生きていられるだけでいい 救出された奥田建人さんが証言
【SANKEI EXPRESS 02/25 07:52】
 ニュージーランド地震のビル倒壊現場から、右脚を切断する手術を受けて救出された富山外国語専門学校1年の奥田建人(けんと)さん(19)が2月24日、病室で取材に応じた。「家族や友達に『生きてます』と伝えたい。それで十分です」と気丈に話し、がれきの下敷きになってから救出されるまでの状況を証言した。
 ■仲間と「体力温存しよう」
 3週間の語学研修でクライストチャーチを訪れていた奥田さんは22日昼、語学学校の授業を受けた後、ビル4階のカフェテリアに向かった。サンドイッチを食べていたとき、突然強い揺れに襲われた。
 揺れはどんどん強くなる。「やばくない?」。級友と話していると、床ごと下に落ちた。気が付くと周囲は真っ暗で何も見えず、体はがれきの下敷きになっていた。右脚に強い痛みを感じ、立ち込めるほこりで息が苦しかった。

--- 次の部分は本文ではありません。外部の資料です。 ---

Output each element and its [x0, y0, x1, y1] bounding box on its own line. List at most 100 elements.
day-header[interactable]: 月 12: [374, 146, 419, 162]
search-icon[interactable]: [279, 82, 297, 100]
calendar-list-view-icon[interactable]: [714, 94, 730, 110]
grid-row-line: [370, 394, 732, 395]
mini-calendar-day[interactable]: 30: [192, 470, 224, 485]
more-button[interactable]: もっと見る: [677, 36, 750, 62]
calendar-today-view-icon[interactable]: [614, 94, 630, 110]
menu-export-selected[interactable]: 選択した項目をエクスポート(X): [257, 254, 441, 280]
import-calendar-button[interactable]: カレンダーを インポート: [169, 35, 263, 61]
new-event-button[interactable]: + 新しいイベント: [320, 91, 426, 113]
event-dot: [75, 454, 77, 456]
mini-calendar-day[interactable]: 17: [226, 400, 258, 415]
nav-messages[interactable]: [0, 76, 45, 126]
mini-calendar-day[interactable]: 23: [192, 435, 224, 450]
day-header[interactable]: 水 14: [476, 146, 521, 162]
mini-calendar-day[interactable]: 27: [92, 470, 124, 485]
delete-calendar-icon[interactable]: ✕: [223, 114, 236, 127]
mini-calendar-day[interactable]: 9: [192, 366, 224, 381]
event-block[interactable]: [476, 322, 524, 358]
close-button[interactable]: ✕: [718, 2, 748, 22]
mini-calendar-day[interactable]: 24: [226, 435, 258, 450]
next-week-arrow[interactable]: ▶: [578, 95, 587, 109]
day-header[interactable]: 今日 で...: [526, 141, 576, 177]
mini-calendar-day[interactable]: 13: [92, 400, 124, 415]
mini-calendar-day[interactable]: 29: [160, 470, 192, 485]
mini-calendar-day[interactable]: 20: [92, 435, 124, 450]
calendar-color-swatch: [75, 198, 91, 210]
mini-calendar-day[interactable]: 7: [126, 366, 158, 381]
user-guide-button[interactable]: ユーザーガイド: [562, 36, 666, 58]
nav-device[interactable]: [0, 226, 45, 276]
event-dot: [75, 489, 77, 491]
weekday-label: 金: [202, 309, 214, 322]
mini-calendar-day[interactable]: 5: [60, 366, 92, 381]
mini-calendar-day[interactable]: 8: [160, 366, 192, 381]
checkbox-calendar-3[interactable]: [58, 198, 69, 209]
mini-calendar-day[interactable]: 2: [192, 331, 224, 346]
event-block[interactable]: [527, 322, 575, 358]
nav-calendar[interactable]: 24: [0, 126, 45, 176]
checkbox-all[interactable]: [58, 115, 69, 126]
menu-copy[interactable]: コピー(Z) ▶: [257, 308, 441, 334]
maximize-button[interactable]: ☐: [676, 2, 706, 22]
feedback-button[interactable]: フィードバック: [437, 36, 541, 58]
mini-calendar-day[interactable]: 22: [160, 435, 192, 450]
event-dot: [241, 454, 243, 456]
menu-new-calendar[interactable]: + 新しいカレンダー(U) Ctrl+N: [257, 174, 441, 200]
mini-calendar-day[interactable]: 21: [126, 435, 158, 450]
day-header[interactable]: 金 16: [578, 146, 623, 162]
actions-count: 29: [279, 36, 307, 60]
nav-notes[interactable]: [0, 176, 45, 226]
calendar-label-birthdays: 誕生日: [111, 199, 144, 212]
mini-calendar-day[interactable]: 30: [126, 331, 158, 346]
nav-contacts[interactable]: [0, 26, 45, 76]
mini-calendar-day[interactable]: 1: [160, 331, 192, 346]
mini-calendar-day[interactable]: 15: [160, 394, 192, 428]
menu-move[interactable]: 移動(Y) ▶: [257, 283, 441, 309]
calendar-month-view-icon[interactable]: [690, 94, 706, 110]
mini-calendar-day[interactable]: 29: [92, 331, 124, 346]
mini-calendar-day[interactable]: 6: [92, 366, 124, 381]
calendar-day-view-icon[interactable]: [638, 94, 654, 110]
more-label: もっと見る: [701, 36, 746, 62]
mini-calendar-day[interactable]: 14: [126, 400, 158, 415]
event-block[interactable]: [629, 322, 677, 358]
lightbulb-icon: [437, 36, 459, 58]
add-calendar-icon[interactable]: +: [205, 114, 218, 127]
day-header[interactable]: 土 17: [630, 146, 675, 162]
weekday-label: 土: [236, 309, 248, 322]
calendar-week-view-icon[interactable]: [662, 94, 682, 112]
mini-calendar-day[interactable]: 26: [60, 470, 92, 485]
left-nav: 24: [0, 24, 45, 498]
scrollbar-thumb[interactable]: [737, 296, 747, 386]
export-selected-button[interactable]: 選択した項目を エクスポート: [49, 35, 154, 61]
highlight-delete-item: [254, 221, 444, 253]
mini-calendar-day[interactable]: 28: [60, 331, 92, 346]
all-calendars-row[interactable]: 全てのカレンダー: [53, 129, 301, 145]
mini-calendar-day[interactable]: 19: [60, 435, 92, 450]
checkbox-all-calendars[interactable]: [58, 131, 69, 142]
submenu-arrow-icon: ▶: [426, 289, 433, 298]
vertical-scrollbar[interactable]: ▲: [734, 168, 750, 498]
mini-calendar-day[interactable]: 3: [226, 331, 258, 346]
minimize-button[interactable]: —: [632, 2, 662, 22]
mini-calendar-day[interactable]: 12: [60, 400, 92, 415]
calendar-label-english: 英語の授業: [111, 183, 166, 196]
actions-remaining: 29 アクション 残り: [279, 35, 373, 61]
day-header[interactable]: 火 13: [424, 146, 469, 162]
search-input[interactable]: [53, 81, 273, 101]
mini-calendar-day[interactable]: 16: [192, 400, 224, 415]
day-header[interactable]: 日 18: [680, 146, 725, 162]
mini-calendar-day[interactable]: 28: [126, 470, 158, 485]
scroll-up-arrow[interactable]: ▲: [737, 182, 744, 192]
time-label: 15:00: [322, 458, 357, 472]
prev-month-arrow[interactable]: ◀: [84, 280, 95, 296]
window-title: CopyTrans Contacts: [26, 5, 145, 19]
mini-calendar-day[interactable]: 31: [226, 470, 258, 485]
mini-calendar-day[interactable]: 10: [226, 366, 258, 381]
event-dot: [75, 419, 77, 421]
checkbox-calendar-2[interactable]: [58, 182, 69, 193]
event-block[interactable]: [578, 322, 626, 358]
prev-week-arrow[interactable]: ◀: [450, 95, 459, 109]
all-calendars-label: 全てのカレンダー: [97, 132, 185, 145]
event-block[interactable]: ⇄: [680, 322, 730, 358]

 「助けて」「息ができない」。近くに何人も同じ学校の仲間がいた。「落ち着こう」「体力を温存しようと」と励まし合い、じっとして動かないように努めた。
 携帯電話で富山にいる兄(23)に助けを求めた。兄から日本の警察や外務省に連絡が伝わったらしく、しばらくしてクライストチャーチの警察から電話がかかってきた。そばで同様に閉じ込められていた富山外国語専門学校教員の亀遊(きゆう)知子さん(43)が通話を代わり、英語で場所や状況を説明。このころ、地震発生から既に10時間ほどたっていた。
 それから約2時間。駆け付けた救助隊ががれきを取り除き始めた。「助かったよ」。級友たちの声が次々に聞こえる。自分を助け出そうとした隊員が英語で「脚を切るぞ」と言った。
 「生きていられるだけでいい」。つらかったが、自らにそう言い聞かせた。麻酔で意識が途切れた。目が覚めると、病院の手術室だった。強烈な光に目がくらみ、再び意識が遠のいた。
 今回の語学研修が、初めての海外渡航だった。「こんなことがあったけど、またいろいろな国に行きたいし、英語を使う仕事に就きたい」。ベッドの上で笑顔を見せ、将来の夢を語った。